I have remarked in the past how secular comics seemed to be in the Silver Age, and this was not exclusive to the Christmas season. Thanksgiving stories also were reduced quite substantially. According to the GCD, there were 16 stories published between 1940 and 1954 with the word "Thanksgiving" in the title, while from 1955-1970, there were only 8 such stories (and one of those was a reprint). I have already remarked on one of those stories, the Atomic Knights tale, Thanksgiving 1990. Here's another, from ACG's Forbidden Worlds #73, which is famous for another reason (which I'll give at the end of the post):
Harry was an ordinary guy with work pressures and not enough money to buy the things he would like for his family.

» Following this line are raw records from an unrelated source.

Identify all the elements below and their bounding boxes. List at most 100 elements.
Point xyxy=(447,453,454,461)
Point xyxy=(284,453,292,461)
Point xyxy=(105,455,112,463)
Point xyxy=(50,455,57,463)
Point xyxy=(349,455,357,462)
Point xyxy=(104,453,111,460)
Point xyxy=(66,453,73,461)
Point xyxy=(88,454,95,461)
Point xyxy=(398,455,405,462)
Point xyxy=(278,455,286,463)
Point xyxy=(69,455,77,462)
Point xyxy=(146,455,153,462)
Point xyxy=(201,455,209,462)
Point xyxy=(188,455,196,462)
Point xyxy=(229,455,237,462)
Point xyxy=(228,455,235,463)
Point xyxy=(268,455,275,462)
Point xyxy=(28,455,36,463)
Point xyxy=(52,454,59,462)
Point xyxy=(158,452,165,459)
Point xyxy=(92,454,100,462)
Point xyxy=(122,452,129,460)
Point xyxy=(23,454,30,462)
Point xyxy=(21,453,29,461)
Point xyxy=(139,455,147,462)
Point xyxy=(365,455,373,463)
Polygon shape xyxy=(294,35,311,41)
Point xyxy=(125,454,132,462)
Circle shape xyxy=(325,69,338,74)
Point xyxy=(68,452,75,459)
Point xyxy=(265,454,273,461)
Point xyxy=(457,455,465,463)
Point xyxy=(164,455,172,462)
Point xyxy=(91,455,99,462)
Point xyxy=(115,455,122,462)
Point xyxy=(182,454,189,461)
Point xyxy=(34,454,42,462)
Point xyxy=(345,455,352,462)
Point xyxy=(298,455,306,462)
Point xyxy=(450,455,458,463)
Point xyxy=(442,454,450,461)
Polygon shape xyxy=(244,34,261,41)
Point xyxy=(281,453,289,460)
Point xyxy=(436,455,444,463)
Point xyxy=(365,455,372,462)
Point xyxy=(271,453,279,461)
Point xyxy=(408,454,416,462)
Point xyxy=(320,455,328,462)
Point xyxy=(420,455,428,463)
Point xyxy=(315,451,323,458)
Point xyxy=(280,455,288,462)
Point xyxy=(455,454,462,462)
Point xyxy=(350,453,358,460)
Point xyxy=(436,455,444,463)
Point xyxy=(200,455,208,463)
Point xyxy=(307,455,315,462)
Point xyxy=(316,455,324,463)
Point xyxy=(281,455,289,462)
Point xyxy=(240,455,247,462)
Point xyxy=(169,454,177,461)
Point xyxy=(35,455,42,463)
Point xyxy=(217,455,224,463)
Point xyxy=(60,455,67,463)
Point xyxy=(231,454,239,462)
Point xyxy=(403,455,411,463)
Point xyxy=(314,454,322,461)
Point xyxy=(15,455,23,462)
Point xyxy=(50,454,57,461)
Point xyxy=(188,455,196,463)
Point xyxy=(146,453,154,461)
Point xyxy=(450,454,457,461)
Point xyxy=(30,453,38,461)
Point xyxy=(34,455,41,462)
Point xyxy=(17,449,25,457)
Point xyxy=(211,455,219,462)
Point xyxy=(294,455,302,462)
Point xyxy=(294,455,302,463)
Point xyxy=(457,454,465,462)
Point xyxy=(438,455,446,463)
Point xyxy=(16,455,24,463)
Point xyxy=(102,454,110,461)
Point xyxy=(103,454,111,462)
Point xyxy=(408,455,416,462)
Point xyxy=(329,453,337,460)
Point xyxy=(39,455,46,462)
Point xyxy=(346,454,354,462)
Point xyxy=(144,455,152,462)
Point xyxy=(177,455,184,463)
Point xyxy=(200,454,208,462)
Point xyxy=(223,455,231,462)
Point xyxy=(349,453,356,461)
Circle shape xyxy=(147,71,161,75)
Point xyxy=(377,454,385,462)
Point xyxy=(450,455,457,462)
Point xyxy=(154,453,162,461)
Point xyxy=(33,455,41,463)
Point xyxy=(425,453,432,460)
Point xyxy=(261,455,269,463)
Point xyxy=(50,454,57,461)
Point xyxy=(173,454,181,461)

As he sits there on the park bench, he wishes that his financial problems would end. And:
Well, hey, a little idol, let's ask it for money. And a sackful of gold coins ($5,000 worth) appears in front of him. So he takes it to the racetrack, and asks the idol which horse to bet on. Sure enough, his horse comes in at 20-1 and now he's got $100,000! But you can see trouble ahead:
When his father confronts him over his changed behavior, he decides to throw away the idol. But it doesn't work; when he gets home the idol has magically returned to his pocket. So he sells his rental property and invests in the stock market, which (thanks to the idol's advice) does spectacularly well for him. But as he continues to pursue wealth:
He partners up with another businessman, and they agree that if either dies, the other will be able to buy back his share of the business. But inevitably, the partner becomes an annoyance to Harry and:
Your wish is the idol's command, and the next thing Harry knows, his partner has fallen out the window to his death. He's horrified but again finds himself unable to rid himself of the idol, or his pathological greed. His son is lonely, so he buys the boy a horse. But tragedy strikes as the boy, inexperienced at riding, is killed. His wife leaves him, and even his father, who had always expressed pride in his son:
Devastated, Harry comes to a critical revelation:
And sure enough, the idol disappears. Harry leaves his magnificent estate behind, and wanders back to his old neighborhood. He sees boys playing and realizes that if he had not found that idol, his son would be out there with them. And then suddenly, there's Bobbie, running up to hug him! And his wife, and his dad, who found the Thanksgiving turkey on the park bench. Yep, somehow Harry's been transported back to the start of the story.
Comments: Wow, what a terrific story! I confess, I got about halfway through it and wondered if it was going to be too depressing for a holiday post. Stories like these, almost certainly from the fertile mind of Richard Hughes (who wrote and edited almost single-handedly the entire ACG line of comics) are why I consider American Comics Group to be the great unknown publisher of the Silver Age.
Happy Thanksgiving Day, everybody!
Why is Forbidden Worlds #73 famous (and the single most valuable comic ACG published in the Silver Age)? It's because of this story:
Yep, it's the first appearance of Herbie Popnecker, considered by many to be the greatest character of the ACG line.